O resultado dessas intervenções nos conduze por sensações estranhas. É inevitável o desejo de tocar o objeto fixo, imóvel e que agora só existe no plano bidimensional da fotografia. Somos convidados a decifrar essas imagens, obrigados a saltar da existência linear dos objetos para um nível de existência mais abstrato e adimensional.
Além disso, a poética deste trabalho, que se utiliza de resíduos da sociedade industrial, sugere uma reflexão sobre os ciclos de vida urbana com seus processos de decadência e reinvenção: “Meu processo fotográfico é uma espécie de arqueologia urbana, já que recrio novas narrativas com os objetos que vou desenterrando.
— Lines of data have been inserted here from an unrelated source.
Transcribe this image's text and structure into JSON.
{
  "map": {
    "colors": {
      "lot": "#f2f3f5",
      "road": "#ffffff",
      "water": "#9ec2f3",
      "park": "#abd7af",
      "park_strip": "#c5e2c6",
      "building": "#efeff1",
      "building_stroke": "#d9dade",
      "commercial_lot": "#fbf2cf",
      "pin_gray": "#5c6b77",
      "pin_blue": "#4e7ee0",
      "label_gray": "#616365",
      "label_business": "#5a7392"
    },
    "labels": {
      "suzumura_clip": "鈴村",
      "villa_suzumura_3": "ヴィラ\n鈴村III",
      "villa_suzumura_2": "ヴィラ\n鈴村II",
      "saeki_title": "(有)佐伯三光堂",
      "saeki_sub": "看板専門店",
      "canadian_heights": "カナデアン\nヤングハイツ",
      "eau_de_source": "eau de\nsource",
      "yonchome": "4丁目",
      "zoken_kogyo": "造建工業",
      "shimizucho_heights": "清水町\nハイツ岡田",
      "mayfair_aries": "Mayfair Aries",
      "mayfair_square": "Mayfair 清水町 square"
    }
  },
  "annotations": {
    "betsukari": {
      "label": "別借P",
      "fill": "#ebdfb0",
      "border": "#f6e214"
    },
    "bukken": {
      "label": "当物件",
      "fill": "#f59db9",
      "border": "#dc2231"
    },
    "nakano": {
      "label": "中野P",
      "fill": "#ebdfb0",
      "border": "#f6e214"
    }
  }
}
Cada peça nos revela algo da história ou função do espaço e das pessoas que o habitaram”, afirma Laviada.
Com “Foto Esculturas”, Alejandra ganhou em 2009 o prêmio “Descubrimientos” do festival PhotoEspaña, que lhe proporcionou uma exposicão individual no festival deste ano. Neste ensaio, a fotógrafa questiona os processos de revitalização dos espaços urbanos, assim como a própria fotografia, que aparece como uma forma de reflexão diferenciada da premissa cartesiana, na qual pensar significa seguir a linha escrita.